Splunk Is Your Partner in Enabling Unification and Driving Your Resilience Journey
Here at Splunk, we are honored to partner with organizations across the globe to help them on their journey of building resilience, and unifying security and observability. If you were at .conf23, you would have heard from many customers on this theme. For example, Magnus Lord, Splunk Functional Expert from Inter IKEA talked about how IKEA started their Splunk journey with security (SIEM), and soon realized that the same data could be used for IT Operations. Splunk Observability gives their teams a holistic view of the underlying application and service operations to maintain service levels and deliver better internal and external customer experiences. Alex Tabares, Sr. Director of Threat Intelligence and SecOps, Carnival Corporation talked about how his team uses Splunk to monitor their 9 global brands, with 90+ ships sailing to 700 different destinations.The ships are ‘floating cities,’ and their systems need to be safely up and running at all times. Splunk provides visibility to the data so that the IT and security teams can work together to drive digital resilience and provide the best guest experience. With Splunk, over the last 3 years, Carnival has improved the stability metrics of their systems by over 70%.
Splunk brings together all the key capabilities security, ITOps and engineering teams need to drive faster detection, investigation and response. Splunk is a leader in both Security and Observability. Our security and observability products are powered by the Splunk Platform, which provides unparalleled visibility at scale across your digital environments. This enables you to bridge the islands of data, making data access and visualization easier, and conduct cross-domain analysis and correlation while optimizing costs. The Splunk portfolio harnesses the power of Splunk AI to guide detection, investigation, and response augmenting the power of humans — but keeping them in control — to solve complex problems quickly and with greater efficiency.

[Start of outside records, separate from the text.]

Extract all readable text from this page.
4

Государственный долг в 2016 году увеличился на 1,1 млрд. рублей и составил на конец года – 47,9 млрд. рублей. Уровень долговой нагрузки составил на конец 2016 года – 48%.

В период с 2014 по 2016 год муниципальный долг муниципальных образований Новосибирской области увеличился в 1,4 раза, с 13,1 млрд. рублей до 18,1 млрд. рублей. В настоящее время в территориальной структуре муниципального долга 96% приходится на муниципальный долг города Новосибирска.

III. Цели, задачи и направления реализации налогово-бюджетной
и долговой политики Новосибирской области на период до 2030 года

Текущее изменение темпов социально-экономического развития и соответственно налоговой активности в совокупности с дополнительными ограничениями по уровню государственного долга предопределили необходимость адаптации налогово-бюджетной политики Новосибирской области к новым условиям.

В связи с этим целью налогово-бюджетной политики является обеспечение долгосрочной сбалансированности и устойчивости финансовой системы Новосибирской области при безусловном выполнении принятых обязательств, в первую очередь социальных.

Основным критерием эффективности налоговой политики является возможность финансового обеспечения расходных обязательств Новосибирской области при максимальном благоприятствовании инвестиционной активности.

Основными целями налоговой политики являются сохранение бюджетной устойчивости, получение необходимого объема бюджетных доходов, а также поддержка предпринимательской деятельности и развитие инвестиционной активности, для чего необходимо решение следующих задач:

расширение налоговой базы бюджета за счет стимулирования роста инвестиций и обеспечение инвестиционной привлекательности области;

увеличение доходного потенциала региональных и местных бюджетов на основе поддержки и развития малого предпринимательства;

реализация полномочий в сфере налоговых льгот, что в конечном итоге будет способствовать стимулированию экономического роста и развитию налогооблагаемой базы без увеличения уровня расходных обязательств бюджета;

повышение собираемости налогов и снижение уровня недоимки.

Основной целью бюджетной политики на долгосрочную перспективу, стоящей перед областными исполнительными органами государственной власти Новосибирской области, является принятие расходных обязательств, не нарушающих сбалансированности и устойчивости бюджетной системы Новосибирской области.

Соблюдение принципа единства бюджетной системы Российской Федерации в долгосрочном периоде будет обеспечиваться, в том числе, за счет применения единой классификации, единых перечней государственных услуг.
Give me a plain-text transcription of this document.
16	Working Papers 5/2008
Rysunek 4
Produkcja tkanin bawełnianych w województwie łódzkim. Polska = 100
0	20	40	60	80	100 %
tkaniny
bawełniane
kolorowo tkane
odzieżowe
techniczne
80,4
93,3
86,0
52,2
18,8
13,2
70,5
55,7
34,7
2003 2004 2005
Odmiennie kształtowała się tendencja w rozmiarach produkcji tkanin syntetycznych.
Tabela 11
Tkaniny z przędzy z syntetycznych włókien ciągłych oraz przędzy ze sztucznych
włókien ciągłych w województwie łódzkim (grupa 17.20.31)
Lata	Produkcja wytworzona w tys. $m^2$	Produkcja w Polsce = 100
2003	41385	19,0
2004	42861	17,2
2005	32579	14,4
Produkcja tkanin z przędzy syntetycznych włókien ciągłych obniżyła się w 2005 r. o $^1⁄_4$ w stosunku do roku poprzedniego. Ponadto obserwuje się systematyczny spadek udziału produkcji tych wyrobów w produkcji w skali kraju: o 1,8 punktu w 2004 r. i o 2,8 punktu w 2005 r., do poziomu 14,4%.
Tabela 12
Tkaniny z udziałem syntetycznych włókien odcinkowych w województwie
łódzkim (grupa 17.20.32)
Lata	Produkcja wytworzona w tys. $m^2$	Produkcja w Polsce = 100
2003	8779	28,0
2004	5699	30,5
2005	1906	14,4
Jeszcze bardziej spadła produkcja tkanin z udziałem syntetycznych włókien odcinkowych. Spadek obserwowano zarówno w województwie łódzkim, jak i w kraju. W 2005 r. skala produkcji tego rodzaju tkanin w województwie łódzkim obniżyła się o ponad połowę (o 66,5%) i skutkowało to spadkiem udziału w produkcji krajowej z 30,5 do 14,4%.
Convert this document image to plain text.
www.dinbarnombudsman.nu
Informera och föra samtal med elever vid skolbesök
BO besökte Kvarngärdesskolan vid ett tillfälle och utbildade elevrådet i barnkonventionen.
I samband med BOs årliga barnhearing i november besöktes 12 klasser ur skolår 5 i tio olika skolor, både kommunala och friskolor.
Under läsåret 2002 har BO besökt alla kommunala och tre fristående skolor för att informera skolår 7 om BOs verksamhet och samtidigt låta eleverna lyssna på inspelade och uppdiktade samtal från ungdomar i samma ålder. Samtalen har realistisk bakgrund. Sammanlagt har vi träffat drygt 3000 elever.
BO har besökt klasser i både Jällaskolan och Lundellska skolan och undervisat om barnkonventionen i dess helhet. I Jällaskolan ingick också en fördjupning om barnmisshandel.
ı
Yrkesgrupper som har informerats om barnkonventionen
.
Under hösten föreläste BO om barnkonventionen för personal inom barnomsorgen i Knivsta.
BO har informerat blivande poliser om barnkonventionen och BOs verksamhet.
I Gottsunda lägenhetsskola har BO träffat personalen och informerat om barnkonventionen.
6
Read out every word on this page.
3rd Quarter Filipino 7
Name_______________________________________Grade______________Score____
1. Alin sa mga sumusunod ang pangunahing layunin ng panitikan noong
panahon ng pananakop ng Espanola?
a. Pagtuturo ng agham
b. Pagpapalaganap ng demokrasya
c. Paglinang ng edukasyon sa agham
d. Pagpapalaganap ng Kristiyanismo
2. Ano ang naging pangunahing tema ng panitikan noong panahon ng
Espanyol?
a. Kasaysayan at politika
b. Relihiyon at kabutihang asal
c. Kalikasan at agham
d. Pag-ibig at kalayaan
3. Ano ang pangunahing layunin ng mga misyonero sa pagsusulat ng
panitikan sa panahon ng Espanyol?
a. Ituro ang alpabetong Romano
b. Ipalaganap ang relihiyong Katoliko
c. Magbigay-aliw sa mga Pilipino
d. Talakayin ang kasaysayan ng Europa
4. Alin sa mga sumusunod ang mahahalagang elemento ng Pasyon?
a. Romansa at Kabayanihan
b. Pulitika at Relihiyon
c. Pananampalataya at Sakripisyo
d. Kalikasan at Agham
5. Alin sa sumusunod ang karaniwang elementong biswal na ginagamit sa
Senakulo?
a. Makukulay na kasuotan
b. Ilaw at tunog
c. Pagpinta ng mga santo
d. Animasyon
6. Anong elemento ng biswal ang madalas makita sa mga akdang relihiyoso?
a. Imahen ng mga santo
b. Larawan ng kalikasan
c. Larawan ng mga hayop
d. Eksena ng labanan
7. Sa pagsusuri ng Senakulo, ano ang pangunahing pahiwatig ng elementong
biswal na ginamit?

By consolidating data and breaking down barriers between security and observability, Splunk enables organizations to reduce alert fatigue, respond to threats and performance issues faster, and optimize their resources. Whether it is dealing with an unexpected spike in traffic, or a potential security vulnerability resulting from a code change, Splunk helps streamline incident detection, investigation and response across teams, reducing churn and enabling faster MTTR. With Splunk’s unified approach, organizations can ensure that security incidents are not viewed in isolation but are analyzed in the context of system performance and user experience, and vice versa. This holistic approach allows organizations to prioritize actions based on business impact and maximize the value of their investments in security and observability, building digital resilience.